Деревянным было и само сверло, только на острие в паз вставлялись кремнёвые пластинки.
– Но заранее хочу упредить тебя, чудинко, – сделавшись строгим, продолжил бывалый пилигрим. – Там у них, в Литве, теперь тоже, конечно, и Кальвина, и Лютера не жалуют. Но всё-таки много свободнее для пытливых. Ежели не к духовному, то в академию можешь. Или научишься у них каменные дома строить. Ты ведь дальше этих Мшенских озёр нигде не бывал? А там дома выше московских – под облака! Кареты на рессорах, как лодка по воде, – не шелохнутся. Панны на шеях носят жатые батистовые воротники – называются «мельничный жернов» или по-ихнему – «фрез»! По твоей бы голове, чудинко, так точно в ихнюю академию. Ну, а мне – прямой дорогой в город Голтин. Там моя душа. В Голтине монастырь называется «Братья божественной любви». Чуешь? Оно по моей вере в самый раз. Орден, значит. Особое толкование. Монахи. Ну, пойдёшь со мной в Литву?

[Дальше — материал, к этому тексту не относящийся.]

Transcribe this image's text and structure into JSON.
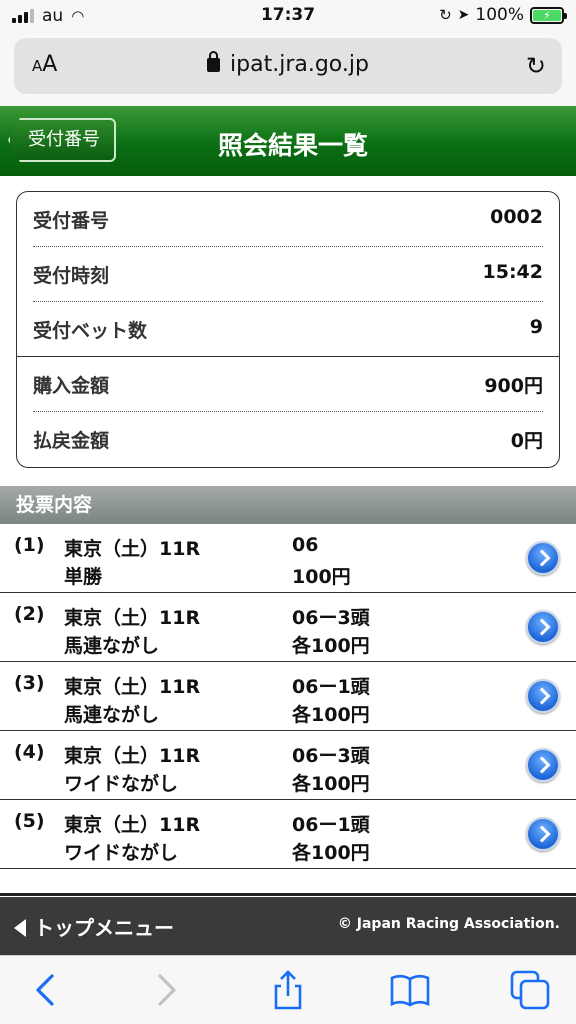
{
  "status_bar": {
    "carrier": "au",
    "time": "17:37",
    "battery": "100%"
  },
  "browser": {
    "aa_label": "AA",
    "domain": "ipat.jra.go.jp"
  },
  "header": {
    "back_label": "受付番号",
    "title": "照会結果一覧"
  },
  "summary": [
    {
      "label": "受付番号",
      "value": "0002"
    },
    {
      "label": "受付時刻",
      "value": "15:42"
    },
    {
      "label": "受付ベット数",
      "value": "9"
    },
    {
      "label": "購入金額",
      "value": "900円"
    },
    {
      "label": "払戻金額",
      "value": "0円"
    }
  ],
  "section_title": "投票内容",
  "bets": [
    {
      "num": "(1)",
      "race": "東京（土）11R",
      "type": "単勝",
      "selection": "06",
      "amount": "100円"
    },
    {
      "num": "(2)",
      "race": "東京（土）11R",
      "type": "馬連ながし",
      "selection": "06ー3頭",
      "amount": "各100円"
    },
    {
      "num": "(3)",
      "race": "東京（土）11R",
      "type": "馬連ながし",
      "selection": "06ー1頭",
      "amount": "各100円"
    },
    {
      "num": "(4)",
      "race": "東京（土）11R",
      "type": "ワイドながし",
      "selection": "06ー3頭",
      "amount": "各100円"
    },
    {
      "num": "(5)",
      "race": "東京（土）11R",
      "type": "ワイドながし",
      "selection": "06ー1頭",
      "amount": "各100円"
    }
  ],
  "footer": {
    "top_menu": "トップメニュー",
    "copyright": "© Japan Racing Association."
  },
  "colors": {
    "header_green": "#0b6f14",
    "link_blue": "#1a6ef5",
    "section_gray": "#7b847f"
  }
}
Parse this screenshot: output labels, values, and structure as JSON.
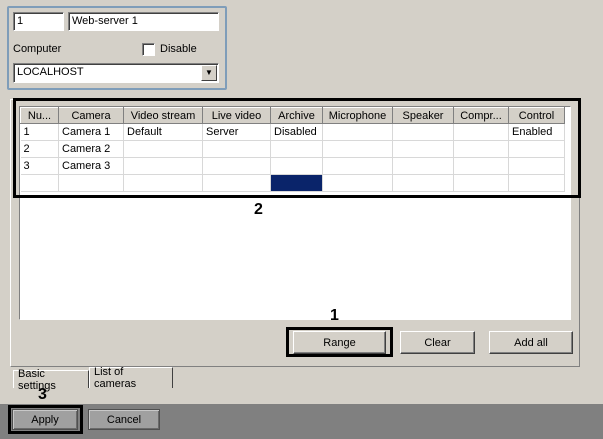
{
  "server": {
    "id": "1",
    "name": "Web-server 1",
    "computer_label": "Computer",
    "disable_label": "Disable",
    "computer_value": "LOCALHOST"
  },
  "table": {
    "columns": [
      "Nu...",
      "Camera",
      "Video stream",
      "Live video",
      "Archive",
      "Microphone",
      "Speaker",
      "Compr...",
      "Control"
    ],
    "rows": [
      [
        "1",
        "Camera 1",
        "Default",
        "Server",
        "Disabled",
        "",
        "",
        "",
        "Enabled"
      ],
      [
        "2",
        "Camera 2",
        "",
        "",
        "",
        "",
        "",
        "",
        ""
      ],
      [
        "3",
        "Camera 3",
        "",
        "",
        "",
        "",
        "",
        "",
        ""
      ]
    ]
  },
  "buttons": {
    "range": "Range",
    "clear": "Clear",
    "add_all": "Add all",
    "apply": "Apply",
    "cancel": "Cancel"
  },
  "tabs": {
    "basic": "Basic settings",
    "list": "List of cameras"
  },
  "callouts": {
    "one": "1",
    "two": "2",
    "three": "3"
  },
  "colors": {
    "selection": "#0a246a",
    "panel_border": "#7f9db9"
  }
}
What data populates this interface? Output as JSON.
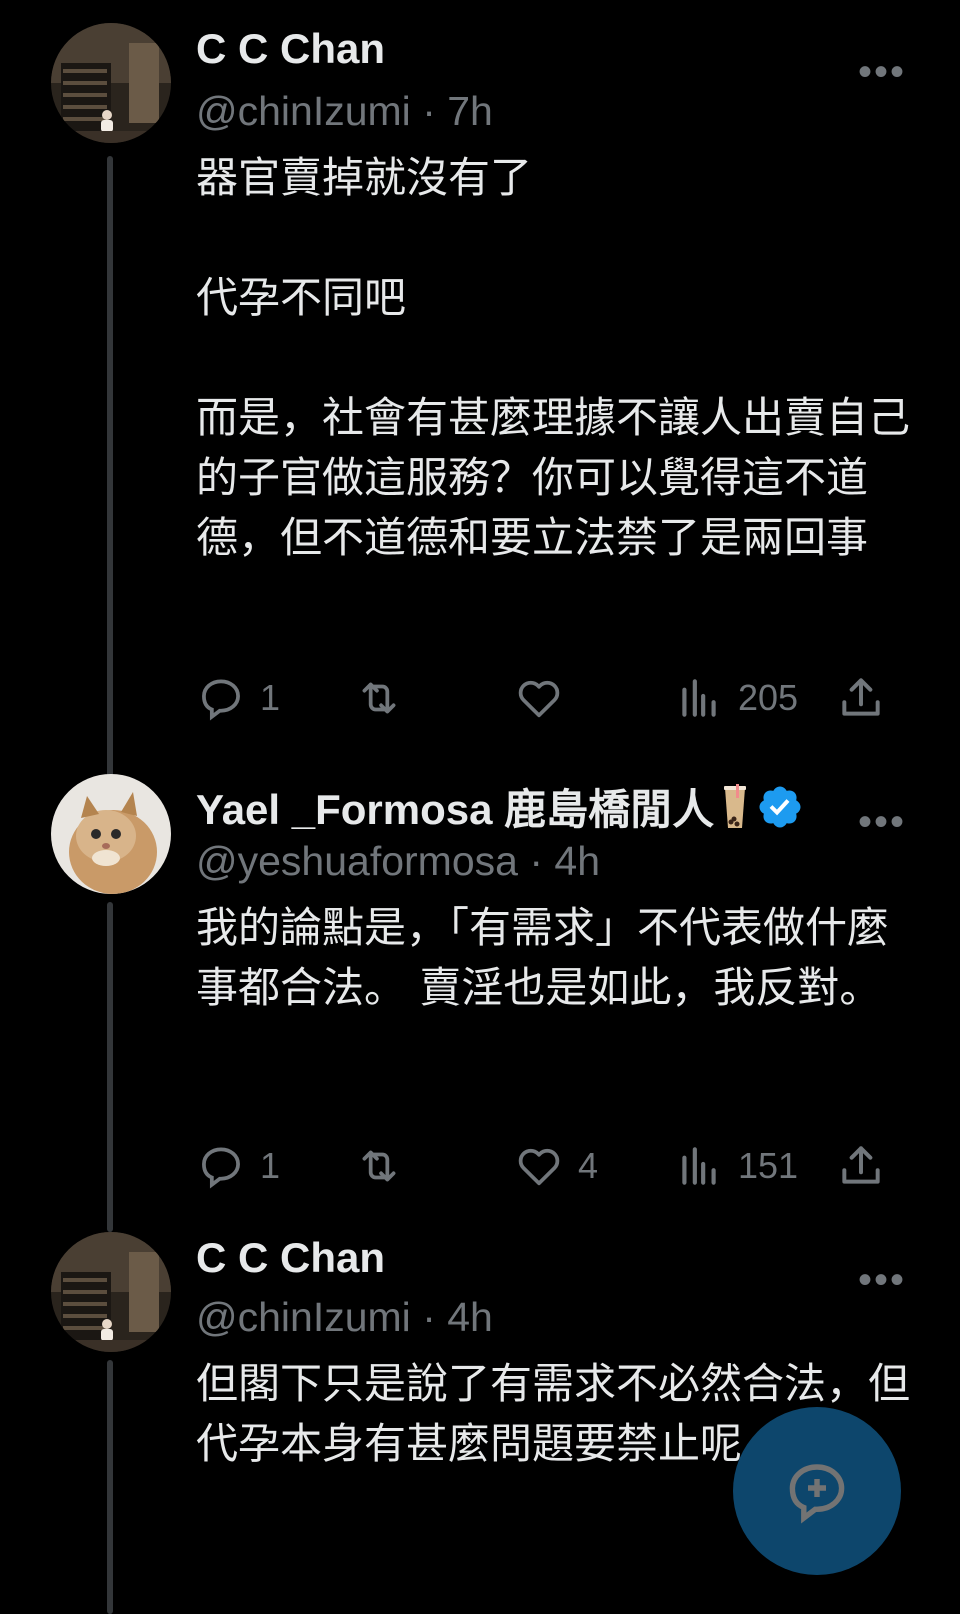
{
  "tweets": [
    {
      "name": "C C Chan",
      "handle": "@chinIzumi",
      "time": "· 7h",
      "paragraphs": [
        "器官賣掉就沒有了",
        "代孕不同吧",
        "而是，社會有甚麼理據不讓人出賣自己的子官做這服務？你可以覺得這不道德，但不道德和要立法禁了是兩回事"
      ],
      "replies": "1",
      "retweets": "",
      "likes": "",
      "views": "205"
    },
    {
      "name": "Yael _Formosa 鹿島橋閒人",
      "handle": "@yeshuaformosa",
      "time": "· 4h",
      "paragraphs": [
        "我的論點是，「有需求」不代表做什麼事都合法。 賣淫也是如此，我反對。"
      ],
      "replies": "1",
      "retweets": "",
      "likes": "4",
      "views": "151"
    },
    {
      "name": "C C Chan",
      "handle": "@chinIzumi",
      "time": "· 4h",
      "paragraphs": [
        "但閣下只是說了有需求不必然合法，但代孕本身有甚麼問題要禁止呢"
      ]
    }
  ],
  "icons": {
    "more": "more-icon",
    "reply": "reply-icon",
    "retweet": "retweet-icon",
    "like": "heart-icon",
    "views": "views-icon",
    "share": "share-icon",
    "verified": "verified-badge-icon",
    "compose": "compose-reply-icon"
  },
  "colors": {
    "background": "#000000",
    "text": "#e7e9ea",
    "secondary": "#71767b",
    "accent": "#1d9bf0",
    "thread_line": "#333639"
  }
}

– Нет. Меня дома тятя с жерновами ждёт.
31
Путь – это когда по реке. Течение…
По застывшему руслу – тоже путь.
От реки до реки – уже волок.
От волока до волока через лес – дёр, дор, дорога-дороженька!..

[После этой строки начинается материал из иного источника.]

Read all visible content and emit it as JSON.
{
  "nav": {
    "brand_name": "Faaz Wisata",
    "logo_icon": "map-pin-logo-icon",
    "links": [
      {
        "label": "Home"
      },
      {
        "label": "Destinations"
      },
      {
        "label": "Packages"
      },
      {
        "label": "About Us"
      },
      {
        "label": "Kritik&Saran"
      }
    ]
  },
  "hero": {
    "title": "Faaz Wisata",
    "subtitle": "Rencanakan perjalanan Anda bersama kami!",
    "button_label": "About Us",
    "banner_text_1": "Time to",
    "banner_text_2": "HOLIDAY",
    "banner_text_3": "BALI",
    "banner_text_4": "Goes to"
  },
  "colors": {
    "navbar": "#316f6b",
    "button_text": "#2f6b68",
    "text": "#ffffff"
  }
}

К концу XVI века продрана была от Онеги до Ваги извилистая полоса – по склонам кремнистых скал, через болотину, по белым мхам сосновых боров.
В низинах мелких рек Конакши и Суланды зыбь земная, водянистая, просочная тянулась вёрст на тридцать.
Лошади по брюхо. Долблёнку бы ей тащить, а не телегу с двумя жерновами – колёса тут без надобности.
Смрадное, пызырящееся варево утюжилось брюхом лошадиным, днищем тележным. Возница – «яко лешак», – весь облепленный кореньями и моровыми травами, толкал сзади.
Попадались гати – жердяные плотбища. Но как они расплылись на весенних водах, так и не дождались сплотчиков. Получился ноголом, а не гати.
И ладно бы один Авдей по этой дороге пястался со своими жерновами. Много разного люда шло – маялось.
Первыми настигли Авдея беглые рязанцы.
Помогли вытолкнуть воз на сухое и пока кряхтели – упирались, поведали о своей заботе: нынче заповедный год наступил, нагрянули московские дьяки, и по-ихнему так выходило, что кто из мужиков попадает в писцовую книгу, того заточают в пределах боярского владения в вечную крепь.
Подсеки палить, чищанины закладывать на черносошных землях чуди заволоцкой – одно рязанцам оставалось, чтобы вольно жить.
Говорили, мол, власти просят покорно… наступя на горло.